M.Ö. yirminci yüzyıl civarında, Güneydoğu Anadolu'da yer alan Dicle Vadisi'nde, Semitik bir halk olan Asurlular yaşamıştır. Yüzyıllar boyunca, Babil'i ve tüm Orta Doğu'yu işgal eden muazzam bir imparatorluk olarak varlıklarını korumuşlardır. Başkentlerine, tanrıları olan "Assur"un adını vermişlerdir. Asurlular için ticaret ve zenginlik büyük öneme sahip kavramlardır. Karum nedir diyenler bu terimin, Asurluların ticari faaliyetleri açısından büyük öneme sahip olduğunu bilmelidir. Peki, Karum nedir? Karum hangi uygarlığa aittir ve tarihte ne anlama gelir? İşte karum ne demek diye araştıranlar ve karum neresi diye merak edenler için detaylar…
Asurlular, Hititler ve Babiller gibi güçlü ve tehlikeli komşulara karşı yüzyıllarca mücadele vermişlerdir.

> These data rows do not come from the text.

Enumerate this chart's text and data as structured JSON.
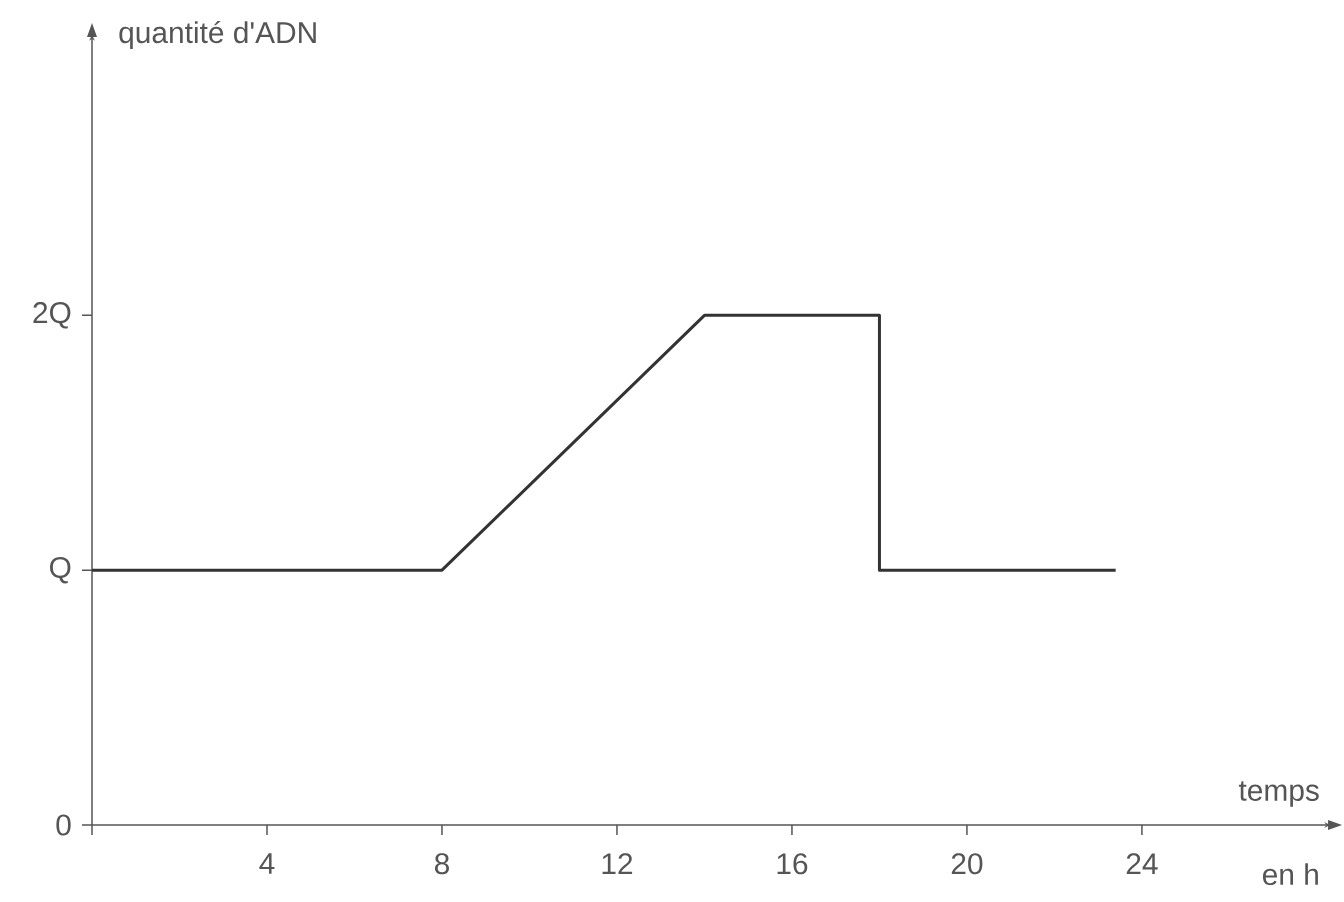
{
  "chart_data": {
    "type": "line",
    "xlabel": "temps",
    "ylabel": "quantité d'ADN",
    "annotations": [
      "en h"
    ],
    "x": [
      0,
      8,
      14,
      18,
      18,
      23.4
    ],
    "values": [
      1,
      1,
      2,
      2,
      1,
      1
    ],
    "color": "#333333",
    "xlim": [
      0,
      28.3
    ],
    "ylim": [
      0,
      3.1
    ],
    "xticks": [
      {
        "value": 0,
        "label": null
      },
      4,
      8,
      12,
      16,
      20,
      24
    ],
    "yticks": [
      0,
      {
        "value": 1,
        "label": "Q"
      },
      {
        "value": 2,
        "label": "2Q"
      }
    ],
    "grid": false
  }
}
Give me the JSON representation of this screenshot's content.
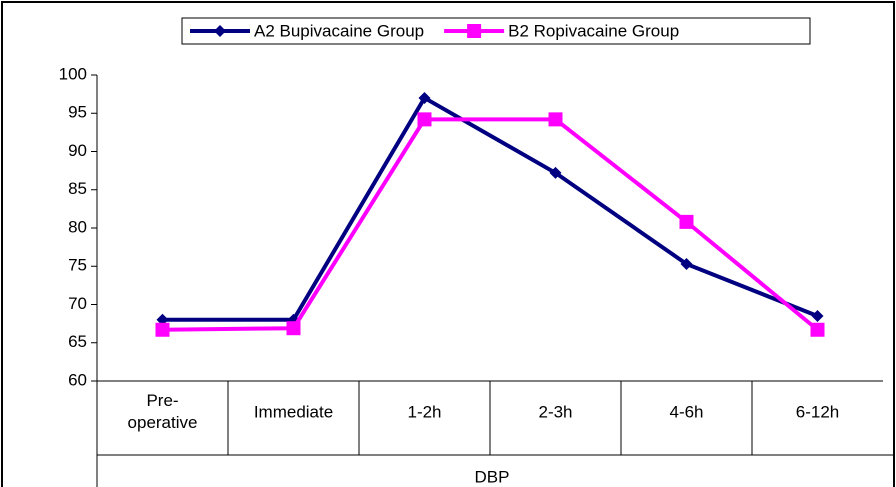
{
  "chart_data": {
    "type": "line",
    "categories": [
      "Pre-\noperative",
      "Immediate",
      "1-2h",
      "2-3h",
      "4-6h",
      "6-12h"
    ],
    "x_label": "DBP",
    "series": [
      {
        "name": "A2 Bupivacaine Group",
        "color": "#000080",
        "marker": "diamond",
        "values": [
          68,
          68,
          97,
          87.2,
          75.3,
          68.5
        ]
      },
      {
        "name": "B2 Ropivacaine Group",
        "color": "#ff00ff",
        "marker": "square",
        "values": [
          66.7,
          66.9,
          94.2,
          94.2,
          80.8,
          66.7
        ]
      }
    ],
    "ylim": [
      60,
      100
    ],
    "yticks": [
      60,
      65,
      70,
      75,
      80,
      85,
      90,
      95,
      100
    ],
    "legend": "top"
  }
}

Hiyerarşik olan toplumsal bir düzene sahip olmuşlardır. Onlara göre toplum, köleler, köylüler, tüccarlar, zanaatkârlar, büyük toprak sahipleri, devlet görevlileri ve rahiplerden ibarettir. Köleler en alt tabakayı meydana getirirken, toprak sahipleri, tüccarlar ve diğer zenginler özgür vatandaşlardır. Karumlar, Asur Medeniyeti'nin ticaret merkezleridir. Asur diline göre, liman ve rıhtım anlamlarını taşır. Konum olarak yerleşim merkezinin hemen yanı başında yer alır. Genel olarak Asur burjuvazisinin yönetimi altındadır. Tüccar burjuvalar görünürde karumdan, yani farklı ticaret kolonilerinden sorumlu olsalar da, dolaylı olarak yönetimi etkilerler. Bir Asur kralının, din adamlarının, zengin toprak sahiplerinin ve tüccarların (burjuvazi) desteğini alması çok önemlidir.

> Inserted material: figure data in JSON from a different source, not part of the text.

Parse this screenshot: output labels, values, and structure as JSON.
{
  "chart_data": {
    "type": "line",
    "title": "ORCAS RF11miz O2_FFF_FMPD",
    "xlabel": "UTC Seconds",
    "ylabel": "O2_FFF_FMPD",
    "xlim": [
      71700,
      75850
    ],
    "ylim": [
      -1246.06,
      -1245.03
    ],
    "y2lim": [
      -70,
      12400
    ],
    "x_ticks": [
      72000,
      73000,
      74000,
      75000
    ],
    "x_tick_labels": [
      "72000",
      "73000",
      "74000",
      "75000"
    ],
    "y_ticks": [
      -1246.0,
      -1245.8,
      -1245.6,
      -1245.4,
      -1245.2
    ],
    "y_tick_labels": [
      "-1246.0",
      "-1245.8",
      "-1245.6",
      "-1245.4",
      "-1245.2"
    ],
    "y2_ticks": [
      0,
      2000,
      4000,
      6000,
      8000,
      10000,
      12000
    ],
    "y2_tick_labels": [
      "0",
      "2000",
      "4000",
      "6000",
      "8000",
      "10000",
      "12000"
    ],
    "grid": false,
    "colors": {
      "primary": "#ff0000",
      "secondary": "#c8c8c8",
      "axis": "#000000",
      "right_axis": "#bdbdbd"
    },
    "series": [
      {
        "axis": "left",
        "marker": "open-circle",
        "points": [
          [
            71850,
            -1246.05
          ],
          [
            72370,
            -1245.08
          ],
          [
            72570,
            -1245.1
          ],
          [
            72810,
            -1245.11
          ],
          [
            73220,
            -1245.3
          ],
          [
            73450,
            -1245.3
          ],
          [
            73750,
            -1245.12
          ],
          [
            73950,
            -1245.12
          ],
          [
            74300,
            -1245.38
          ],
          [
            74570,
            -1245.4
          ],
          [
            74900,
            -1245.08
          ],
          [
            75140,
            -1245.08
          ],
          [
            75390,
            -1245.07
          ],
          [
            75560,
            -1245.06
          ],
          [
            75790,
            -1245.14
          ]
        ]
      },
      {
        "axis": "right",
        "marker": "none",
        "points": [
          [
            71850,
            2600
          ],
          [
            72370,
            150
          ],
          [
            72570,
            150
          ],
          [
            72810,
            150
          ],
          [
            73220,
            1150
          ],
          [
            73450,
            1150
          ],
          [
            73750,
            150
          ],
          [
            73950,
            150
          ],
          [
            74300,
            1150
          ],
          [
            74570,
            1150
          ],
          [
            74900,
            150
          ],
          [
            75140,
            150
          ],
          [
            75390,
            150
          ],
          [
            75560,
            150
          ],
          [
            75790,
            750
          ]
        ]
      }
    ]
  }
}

Geçmişten bu yana bütün medeniyetlerin, imparatorlukların ve devletlerin gelişmesine yardımcı olan en büyük güç; ticarettir. Kadim uygarlıklardan biri olan Asurlular, güçlü ve zengin bir devlet olmak, Hititler ve Babiller başta olmak üzere diğer medeniyetleri geride bırakmak ve ticari faaliyetlerini artırmak için karumları kurmuşlardır. İleri gelen tüccarlar, karum loncalarında söz sahibi olmuş ve ticaret kolonilerine yön vermişlerdir. Asur Devleti'nin yerleşim merkezlerinin çok yakınında yer alan karumlar, ticaretin kalbinin attığı yer olmuşlardır. İpek ve Baharat yoluna çok yakın olan Asurlular, bunu avantaja çevirmek için karumlardan yararlanmışlardır. Buradaki en önemli amaç, ticaret üzerinde mutlak bir güç elde etmek ve stratejik konumlarda söz sahibi olmaktır.